Dans une entreprise classique, cette quasi impossibilité de licencier la salariée peut se justifier par le fait que l'employeur, même s'il supprime un emploi, doit pouvoir reclasser la salariée sur un autre emploi ; les contraintes qui pèsent sur l'entreprise peuvent être considérables, surtout lorsque l'effectif est réduit et les possibilités de reclassement limitées, voire inexistantes, mais soit... Néanmoins, pour un particulier employeur qui n'emploie qu'un seul salarié, autrement dit qui n'a qu'un seul emploi, cette période de quasi inamovibilité de la salariée peut sembler bien excessive.
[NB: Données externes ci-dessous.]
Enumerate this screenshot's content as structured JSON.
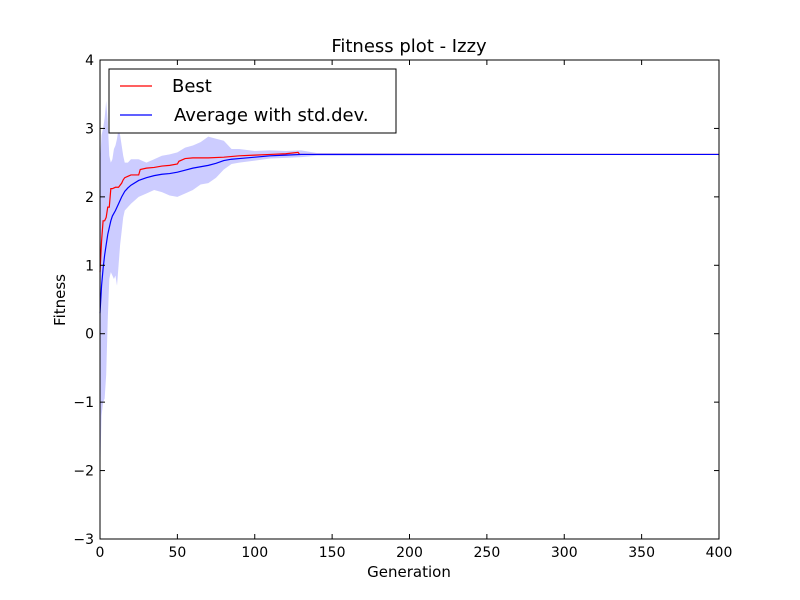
{
  "chart_data": {
    "type": "line",
    "title": "Fitness plot - Izzy",
    "xlabel": "Generation",
    "ylabel": "Fitness",
    "xlim": [
      0,
      400
    ],
    "ylim": [
      -3,
      4
    ],
    "xticks": [
      0,
      50,
      100,
      150,
      200,
      250,
      300,
      350,
      400
    ],
    "yticks": [
      -3,
      -2,
      -1,
      0,
      1,
      2,
      3,
      4
    ],
    "x_tick_labels": [
      "0",
      "50",
      "100",
      "150",
      "200",
      "250",
      "300",
      "350",
      "400"
    ],
    "y_tick_labels": [
      "−3",
      "−2",
      "−1",
      "0",
      "1",
      "2",
      "3",
      "4"
    ],
    "grid": false,
    "legend_position": "top-left",
    "series": [
      {
        "name": "Best",
        "color": "#ff0000",
        "x": [
          0,
          1,
          2,
          3,
          4,
          5,
          6,
          7,
          8,
          10,
          12,
          14,
          15,
          16,
          18,
          20,
          25,
          26,
          30,
          35,
          40,
          45,
          50,
          51,
          55,
          60,
          70,
          80,
          90,
          100,
          110,
          120,
          128,
          129,
          400
        ],
        "y": [
          0.9,
          1.35,
          1.65,
          1.65,
          1.7,
          1.85,
          1.85,
          2.12,
          2.12,
          2.14,
          2.14,
          2.2,
          2.25,
          2.28,
          2.3,
          2.32,
          2.32,
          2.4,
          2.42,
          2.43,
          2.45,
          2.46,
          2.48,
          2.52,
          2.56,
          2.57,
          2.57,
          2.58,
          2.6,
          2.61,
          2.62,
          2.63,
          2.65,
          2.62,
          2.62
        ]
      },
      {
        "name": "Average with std.dev.",
        "color": "#0000ff",
        "x": [
          0,
          1,
          2,
          3,
          4,
          5,
          6,
          7,
          8,
          10,
          12,
          14,
          16,
          18,
          20,
          25,
          30,
          35,
          40,
          45,
          50,
          55,
          60,
          65,
          70,
          75,
          80,
          85,
          90,
          100,
          110,
          120,
          130,
          400
        ],
        "y": [
          0.3,
          0.7,
          0.95,
          1.15,
          1.3,
          1.45,
          1.55,
          1.65,
          1.72,
          1.8,
          1.9,
          2.0,
          2.08,
          2.13,
          2.17,
          2.24,
          2.28,
          2.31,
          2.33,
          2.34,
          2.36,
          2.39,
          2.42,
          2.44,
          2.46,
          2.49,
          2.53,
          2.55,
          2.56,
          2.58,
          2.6,
          2.61,
          2.62,
          2.62
        ]
      }
    ],
    "std_band": {
      "color": "#aaaaff",
      "x": [
        0,
        1,
        2,
        3,
        4,
        5,
        6,
        7,
        8,
        9,
        10,
        11,
        12,
        13,
        14,
        15,
        16,
        18,
        20,
        25,
        30,
        35,
        40,
        45,
        50,
        55,
        60,
        65,
        70,
        75,
        80,
        85,
        90,
        100,
        110,
        120,
        130,
        140,
        400
      ],
      "upper": [
        2.5,
        2.9,
        3.0,
        3.15,
        3.4,
        3.1,
        2.6,
        2.5,
        2.55,
        2.7,
        2.75,
        2.85,
        3.0,
        2.9,
        2.75,
        2.6,
        2.5,
        2.5,
        2.55,
        2.55,
        2.5,
        2.55,
        2.6,
        2.62,
        2.65,
        2.72,
        2.75,
        2.8,
        2.88,
        2.85,
        2.82,
        2.7,
        2.7,
        2.67,
        2.68,
        2.67,
        2.68,
        2.64,
        2.62
      ],
      "lower": [
        -2.1,
        -1.2,
        -1.0,
        -0.95,
        -0.6,
        0.2,
        0.8,
        0.9,
        0.85,
        0.8,
        0.85,
        0.7,
        1.0,
        1.3,
        1.5,
        1.7,
        1.8,
        1.85,
        1.9,
        2.0,
        2.05,
        2.1,
        2.07,
        2.02,
        2.0,
        2.05,
        2.1,
        2.18,
        2.2,
        2.28,
        2.4,
        2.48,
        2.5,
        2.53,
        2.56,
        2.57,
        2.58,
        2.6,
        2.62
      ]
    }
  }
}
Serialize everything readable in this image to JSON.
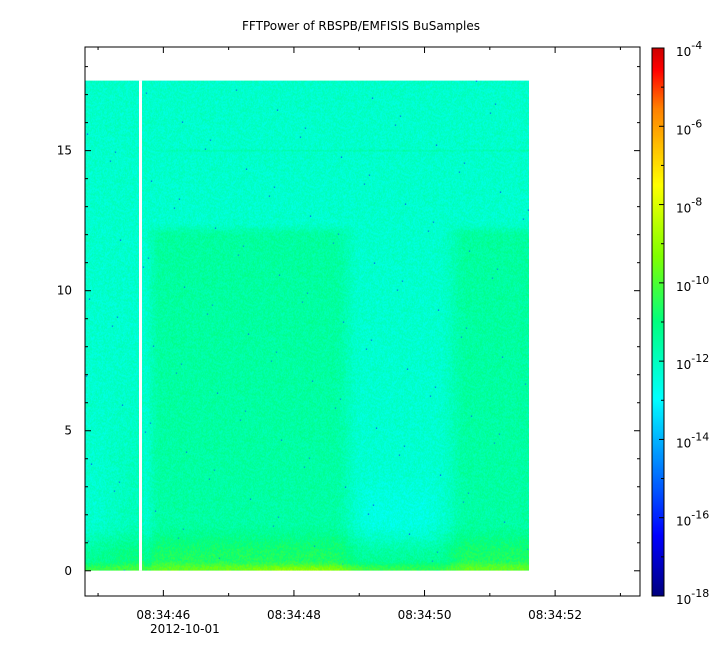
{
  "chart_data": {
    "type": "heatmap",
    "title": "FFTPower of RBSPB/EMFISIS  BuSamples",
    "xlabel": "",
    "ylabel": "",
    "zlabel": "",
    "x_tick_labels": [
      "08:34:46",
      "08:34:48",
      "08:34:50",
      "08:34:52"
    ],
    "x_tick_values_seconds": [
      46,
      48,
      50,
      52
    ],
    "x_date_label": "2012-10-01",
    "xlim_seconds": [
      44.8,
      53.3
    ],
    "y_ticks": [
      0,
      5,
      10,
      15
    ],
    "ylim": [
      -0.9,
      18.7
    ],
    "y_data_range": [
      0,
      17.5
    ],
    "x_data_range_seconds": [
      44.8,
      51.6
    ],
    "colorbar": {
      "scale": "log",
      "range_exponents": [
        -18,
        -4
      ],
      "tick_exponents": [
        -18,
        -16,
        -14,
        -12,
        -10,
        -8,
        -6,
        -4
      ],
      "tick_labels": [
        "10",
        "10",
        "10",
        "10",
        "10",
        "10",
        "10",
        "10"
      ],
      "tick_superscripts": [
        "-18",
        "-16",
        "-14",
        "-12",
        "-10",
        "-8",
        "-6",
        "-4"
      ]
    },
    "data_gap_seconds": 45.65,
    "features": {
      "enhanced_band_top_y": 12.2,
      "quiet_interval_seconds": [
        48.7,
        50.5
      ],
      "line_y": 15.0,
      "low_freq_enhanced_y": 1.0
    },
    "grid": false,
    "colors": {
      "jet": [
        "#00007f",
        "#0000ff",
        "#007fff",
        "#00ffff",
        "#00ff7f",
        "#00ff00",
        "#7fff00",
        "#ffff00",
        "#ff7f00",
        "#ff0000",
        "#7f0000"
      ]
    }
  }
}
Quand on sait, par ailleurs, que le licenciement qui contrevient aux dispositions légales est nul et que la salariée doit, en principe, être réintégrée (9), le cas échéant sous astreintes, on imagine la situation qui pourrait naître d'une salariée réintégrée contre l'avis de l'employeur, à son domicile, pour s'occuper de l'enfant...

En d'autres termes, il nous semble que la Cour de cassation devrait assouplir sa position, dans ce type d'hypothèses, pour tenir compte des intérêts en présence. Dès lors qu'objectivement l'employeur n'a plus besoin de la salariée, parce que le ou les enfants ont grandi, comme c'était le cas ici, ou que la charge financière de l'emploi devient trop lourde à porter, et que l'emploi est supprimé, nous pensons que la rupture du contrat devrait être admise et l'impossibilité de maintenir le contrat caractérisée.

Il n'est, d'ailleurs, pas certain que la Cour de cassation y soit, par principe, hostile. La cassation a été prononcée dans cette affaire non pas pour violation de la loi, mais bien pour manque de base légale, c'est-à-dire parce que l'arrêt d'appel n'avait pas fait apparaître de manière suffisamment claire les éléments constitutifs de l'impossibilité de maintenir le contrat. Ne soyons, toutefois, pas naïf : la solution s'assimile certainement bien à un refus de principe de considérer que la suppression d'un emploi puisse justifier le licenciement de la femme enceinte, même si la porte demeure entr'ouverte ; gageons que les Hauts magistrats sauront, également, tenir compte de la particularité des particuliers employeurs, surtout lorsqu'ils sont parents de jeunes enfants !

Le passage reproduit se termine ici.